Great Ape DNA Is Providing New Clues About Human Evolution
Genetic variation is what distinguishes humans from non-humans.
by Sarah SloatAn enduring mission of science is to pinpoint exactly what distinguishes humans from other apes in order to understand our ancestral lineage. This week, we came one step closer to answering that paramount evolutionary question because of a breakthrough published in Science.
Scientists announced Thursday they have successfully sequenced the most complete assemblies of great ape genomes to date, an accomplishment that will drive greater study of the similarities we share with our hominid family.
Like chimpanzees, gorillas, and orangutans, humans are a kind of ape. We share with these other apes a common ancestor that lived between 8 and 6 million years ago. Comparing the genetics between the two groups brings us closer to understanding this shared origin.
The scientists sequenced and assembled a chimpanzee and an orangutan genome to a high depth using single-molecule, real-time sequence data. They sequenced more than 500,000 full-length genes from each species, a process that they explain significantly improved the contiguity of chimpanzee and orangutan genomes.
These newly assembled genomes, the study authors explain in a statement released Thursday, “present a better resource for novel gene discovery and high-resolution comparative genomics amongst the greatest apes.”
Genetic variation is what distinguishes humans from non-humans — and while humans are different than apes, our evolutionary kinship means that our biological blueprints are still entwined.
Study co-author and professor of genome sciences at the University of Washington, Evan Eichler, Ph.D., tells Inverse that having ape genomes that are more complete allows researchers to examine genetic variants that likely affect gene expression — and in turn, parse out that distinguishment.
“We are beginning to get a sense of how some regions of our genome have been radically restructured, specifically in the human lineage,” says Eichler.
Eichler and his team compared the new ape genomes with previously assembled human genomes and a gorilla genome to understand how the genome has been restructured.
This process revealed the human genome has 17,000 DNA variants, which represent changes in gene regulation.

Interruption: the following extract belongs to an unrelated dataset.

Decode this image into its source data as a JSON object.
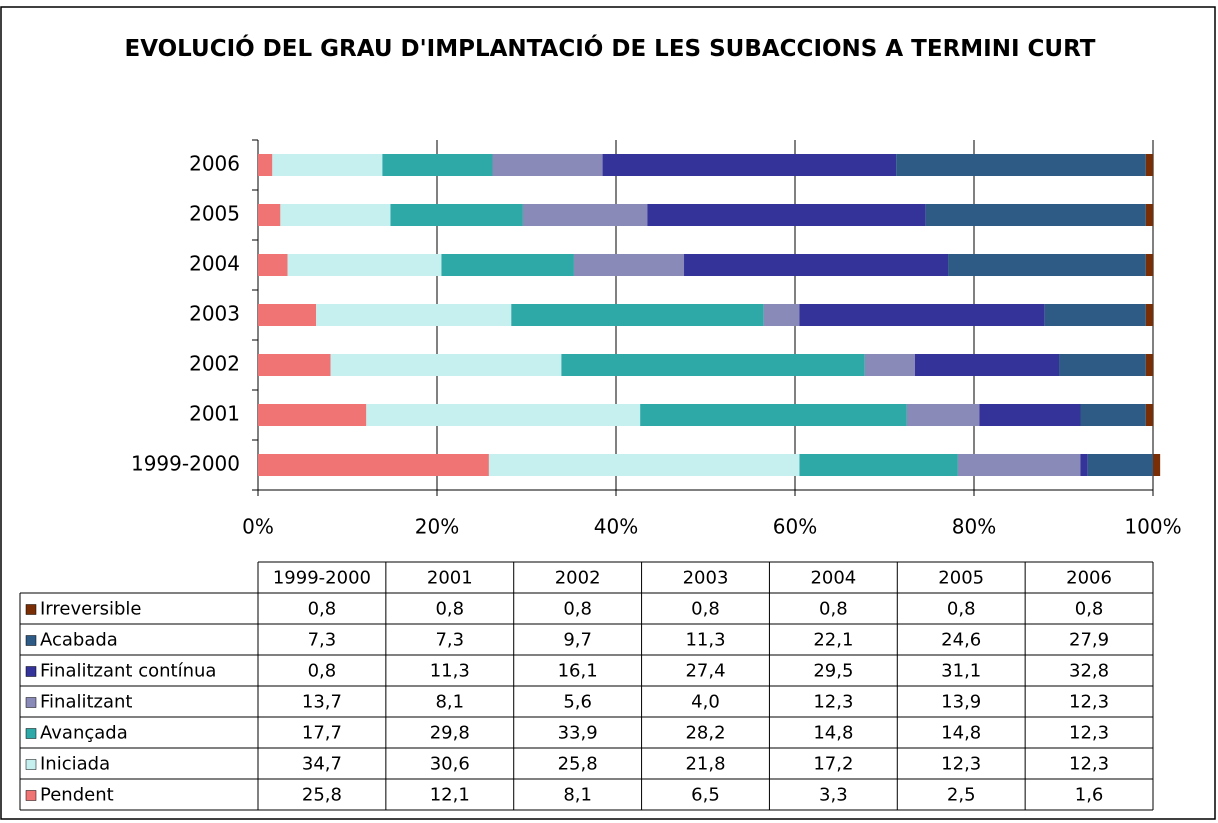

The majority of these variants were enriched in genes associated with brain morphology: SRGAP2C, ARGAP11B, TBC1D3, and NOTCH2NL.
Eichler cites this as “good evidence” that the genes “specify cortical expansion” and says his team’s next goal is to finish the 1,000 gaps in the great ape genome. He says that “finding genetic hotspots of mutation that affect critical genes during brain development that are shared among all humans but different when compared to all other apes is particularly exciting.”
Previous to this research, scientists were working with ape genomes with a “humanizing” bias by filling in the thousands of gaps in ape genomes with human genome assemblies. This, they explain in the statement, potentially hid whatever structural and expressional differences between human and ape DNA by human DNA — in turn, minimizing the chance of understanding the differences between the two.
“Here we filled in almost all of the missing gaps with the correct ape sequence and discovered the full-length transcripts in each ape,” explains Eichler. “Therefore, no need for human fillers.”
The genetic variants that exist between apes and humans highlighted in this study are in line with the argument that ape genomes underwent an expansion of segmental duplication more than 10 million years ago. When the full genome of apes is eventually completed, we might get a look at an even deeper past.